I wasn’t all that smart though: by the time we got home the Metro Toronto Police had already called my house. “You have to come tear all your flyers down.” Seems the cops were already pretty familiar with anything “Pig.” They knew where I was.

John Balogh: A lot of those bands, at the onset, didn’t realize they were in the School of Hard on You. We all felt like we were the underdogs, and we were typically the underdogs. We were the bands that radio didn’t play, television didn’t show, and we were the unspoken at the dinner table.

GPG: But I did it because it was fun, and because I thought Edgar and the band deserved it.

And you know what? I can remain extremely proud to this day that I was the only person who managed to get Simply Saucer onto vinyl at the time. Since then, many, many others thought that maybe they could’ve done a better job of it, and believe me I would’ve been right there to help in any way I could if that had happened. But no one else at all stepped up to bat. No one.

Kevin Christoff: But, we got some good reviews over the single. We got some positive press on that. Some people maybe didn’t like it, but you get that, right?

Stephen Park: There was something in Record Mirror that compared us with the Who and we just were floored. We couldn’t believe it! But that was somewhere in England, and it just seemed so inaccessible. We didn’t seem to be able to capitalize on some of the interest that the single was generating.

GPG: Cub Koda – remember “Smokin’ In The Boy’s Room” by Brownsville Station? – he loved Saucer. He gave “She’s a Dog” an amazing review in Goldmine, about how all the “dog, dog, dog”s in the chorus were driving his wife crazy. But how to make best of all this press that was coming in from literally all over the world? I was just one guy, with a bunch of Sharpie pens and cardboard mailers, working out of the basement.

Tom Williams: But most people were like one- and two-men operations.
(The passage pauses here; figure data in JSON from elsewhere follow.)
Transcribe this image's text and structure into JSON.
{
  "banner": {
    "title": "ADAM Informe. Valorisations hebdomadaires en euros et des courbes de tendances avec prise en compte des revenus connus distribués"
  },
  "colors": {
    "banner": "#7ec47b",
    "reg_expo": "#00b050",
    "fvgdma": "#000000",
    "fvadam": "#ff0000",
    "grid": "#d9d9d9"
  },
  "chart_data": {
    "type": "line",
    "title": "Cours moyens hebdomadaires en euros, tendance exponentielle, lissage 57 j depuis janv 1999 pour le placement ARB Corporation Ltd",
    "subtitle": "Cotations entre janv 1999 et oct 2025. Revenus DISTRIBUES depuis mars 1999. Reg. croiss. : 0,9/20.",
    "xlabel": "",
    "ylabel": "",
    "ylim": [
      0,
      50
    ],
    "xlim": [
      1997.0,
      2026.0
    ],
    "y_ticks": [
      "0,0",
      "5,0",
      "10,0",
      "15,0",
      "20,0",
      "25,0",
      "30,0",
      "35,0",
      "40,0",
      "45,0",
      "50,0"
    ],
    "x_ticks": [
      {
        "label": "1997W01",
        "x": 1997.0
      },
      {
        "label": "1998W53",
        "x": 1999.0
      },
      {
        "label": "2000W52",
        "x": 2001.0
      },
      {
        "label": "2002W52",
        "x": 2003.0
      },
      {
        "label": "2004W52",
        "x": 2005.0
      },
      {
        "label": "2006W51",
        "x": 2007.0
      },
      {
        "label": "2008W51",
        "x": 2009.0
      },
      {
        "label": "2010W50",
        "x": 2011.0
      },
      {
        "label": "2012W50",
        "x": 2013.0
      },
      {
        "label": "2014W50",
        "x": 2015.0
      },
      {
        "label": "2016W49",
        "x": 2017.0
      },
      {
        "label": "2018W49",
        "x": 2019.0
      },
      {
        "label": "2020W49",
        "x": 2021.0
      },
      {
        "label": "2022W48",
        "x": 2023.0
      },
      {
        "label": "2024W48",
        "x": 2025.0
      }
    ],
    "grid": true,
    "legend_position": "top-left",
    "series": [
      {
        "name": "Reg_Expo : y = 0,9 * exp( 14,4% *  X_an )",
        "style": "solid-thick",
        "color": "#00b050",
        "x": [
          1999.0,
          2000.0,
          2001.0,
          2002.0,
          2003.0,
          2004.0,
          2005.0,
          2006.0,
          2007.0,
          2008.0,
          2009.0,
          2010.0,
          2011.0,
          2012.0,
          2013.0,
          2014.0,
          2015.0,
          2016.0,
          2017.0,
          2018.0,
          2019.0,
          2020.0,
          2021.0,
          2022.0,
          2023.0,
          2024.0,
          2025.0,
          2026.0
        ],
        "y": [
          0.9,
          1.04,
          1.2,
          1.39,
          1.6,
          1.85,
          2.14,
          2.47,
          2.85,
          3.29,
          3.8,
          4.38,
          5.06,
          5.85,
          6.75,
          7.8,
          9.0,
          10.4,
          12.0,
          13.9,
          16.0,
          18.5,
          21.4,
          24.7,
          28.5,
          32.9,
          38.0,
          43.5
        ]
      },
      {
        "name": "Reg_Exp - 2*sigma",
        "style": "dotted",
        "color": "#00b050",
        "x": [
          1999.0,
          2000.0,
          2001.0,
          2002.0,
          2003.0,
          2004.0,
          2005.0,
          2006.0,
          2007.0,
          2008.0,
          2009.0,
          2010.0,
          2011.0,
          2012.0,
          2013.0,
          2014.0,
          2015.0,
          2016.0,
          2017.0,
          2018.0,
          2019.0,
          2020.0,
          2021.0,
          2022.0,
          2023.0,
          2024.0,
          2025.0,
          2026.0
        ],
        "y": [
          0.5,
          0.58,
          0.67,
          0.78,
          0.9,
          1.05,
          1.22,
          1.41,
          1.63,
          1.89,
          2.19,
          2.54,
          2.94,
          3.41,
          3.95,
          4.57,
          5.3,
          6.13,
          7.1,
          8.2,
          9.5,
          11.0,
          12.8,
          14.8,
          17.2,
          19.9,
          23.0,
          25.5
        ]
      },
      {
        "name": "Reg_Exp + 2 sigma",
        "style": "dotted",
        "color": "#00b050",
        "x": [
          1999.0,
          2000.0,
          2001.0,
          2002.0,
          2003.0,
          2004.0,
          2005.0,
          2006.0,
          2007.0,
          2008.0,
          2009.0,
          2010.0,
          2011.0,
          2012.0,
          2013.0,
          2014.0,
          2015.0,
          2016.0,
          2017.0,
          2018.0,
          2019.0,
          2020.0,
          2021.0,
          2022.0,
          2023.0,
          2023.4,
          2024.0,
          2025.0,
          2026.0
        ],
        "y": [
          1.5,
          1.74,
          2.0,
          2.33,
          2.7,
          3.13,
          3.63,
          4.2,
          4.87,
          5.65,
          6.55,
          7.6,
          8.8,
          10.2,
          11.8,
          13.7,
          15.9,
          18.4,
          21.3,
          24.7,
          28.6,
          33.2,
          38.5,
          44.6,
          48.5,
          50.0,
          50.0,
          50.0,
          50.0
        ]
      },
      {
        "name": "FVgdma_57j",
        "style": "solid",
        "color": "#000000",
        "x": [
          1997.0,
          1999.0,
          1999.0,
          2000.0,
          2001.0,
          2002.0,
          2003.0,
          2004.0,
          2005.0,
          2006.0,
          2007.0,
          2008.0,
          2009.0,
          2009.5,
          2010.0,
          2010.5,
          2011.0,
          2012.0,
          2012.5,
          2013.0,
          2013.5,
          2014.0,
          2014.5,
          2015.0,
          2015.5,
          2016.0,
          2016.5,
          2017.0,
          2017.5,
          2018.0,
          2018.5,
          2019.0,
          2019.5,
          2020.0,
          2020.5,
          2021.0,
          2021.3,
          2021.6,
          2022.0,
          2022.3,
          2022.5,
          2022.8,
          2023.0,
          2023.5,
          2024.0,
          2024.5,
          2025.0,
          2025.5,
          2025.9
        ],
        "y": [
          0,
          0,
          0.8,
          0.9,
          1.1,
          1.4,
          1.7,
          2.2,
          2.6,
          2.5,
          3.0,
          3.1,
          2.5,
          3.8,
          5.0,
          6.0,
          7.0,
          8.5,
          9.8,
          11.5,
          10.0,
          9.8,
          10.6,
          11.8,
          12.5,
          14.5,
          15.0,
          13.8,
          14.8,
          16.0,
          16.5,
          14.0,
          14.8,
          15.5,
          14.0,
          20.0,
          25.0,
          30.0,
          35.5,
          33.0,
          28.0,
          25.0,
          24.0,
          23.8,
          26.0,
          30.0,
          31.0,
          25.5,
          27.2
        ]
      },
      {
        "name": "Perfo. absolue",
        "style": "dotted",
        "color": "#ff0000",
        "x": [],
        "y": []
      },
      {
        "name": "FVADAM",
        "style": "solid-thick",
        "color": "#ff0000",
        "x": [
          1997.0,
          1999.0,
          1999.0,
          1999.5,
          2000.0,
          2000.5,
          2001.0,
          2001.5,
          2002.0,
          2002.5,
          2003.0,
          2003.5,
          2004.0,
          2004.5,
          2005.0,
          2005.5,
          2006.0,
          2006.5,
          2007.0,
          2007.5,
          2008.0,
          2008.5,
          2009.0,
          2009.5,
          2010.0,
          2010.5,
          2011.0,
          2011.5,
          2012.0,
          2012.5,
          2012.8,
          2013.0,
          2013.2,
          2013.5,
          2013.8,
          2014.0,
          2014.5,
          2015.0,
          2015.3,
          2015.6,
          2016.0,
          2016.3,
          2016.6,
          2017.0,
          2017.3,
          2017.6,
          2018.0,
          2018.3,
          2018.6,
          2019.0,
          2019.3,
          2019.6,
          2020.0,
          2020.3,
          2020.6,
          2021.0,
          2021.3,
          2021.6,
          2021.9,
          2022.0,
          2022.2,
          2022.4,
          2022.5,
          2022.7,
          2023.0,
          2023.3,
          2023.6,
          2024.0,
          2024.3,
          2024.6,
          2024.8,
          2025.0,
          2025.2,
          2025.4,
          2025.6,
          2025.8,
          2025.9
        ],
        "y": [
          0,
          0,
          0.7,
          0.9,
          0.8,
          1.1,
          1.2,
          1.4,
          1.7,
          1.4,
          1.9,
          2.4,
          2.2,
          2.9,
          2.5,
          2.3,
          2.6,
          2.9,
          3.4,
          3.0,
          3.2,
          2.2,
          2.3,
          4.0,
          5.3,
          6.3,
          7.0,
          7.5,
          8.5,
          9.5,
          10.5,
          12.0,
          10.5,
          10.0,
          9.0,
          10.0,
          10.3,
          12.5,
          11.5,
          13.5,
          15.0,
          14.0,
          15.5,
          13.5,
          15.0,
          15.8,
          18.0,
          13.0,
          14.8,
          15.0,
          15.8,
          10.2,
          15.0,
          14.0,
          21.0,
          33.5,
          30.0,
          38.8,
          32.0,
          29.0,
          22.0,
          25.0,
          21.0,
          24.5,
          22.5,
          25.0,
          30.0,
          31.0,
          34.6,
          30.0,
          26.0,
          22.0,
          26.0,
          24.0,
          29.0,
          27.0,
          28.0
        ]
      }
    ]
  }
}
They didn’t have the distribution, they didn’t have the know-how, there was no support system in terms of national radio, national television; newspapers tended to ignore the local acts, there were no consumer music magazines that meant anything – a couple of trade publications that didn’t mean a lot. It was kind of a baby industry, really. I mean, it really was a bunch of people playing Let’s Make Records! I think we were pretty naïve and we said “We can do this,” and if we’d actually known what the stumbling blocks were we probably wouldn’t have.

But we did, and I think that’s always the way. Because when you’re young, you can do anything. In theory.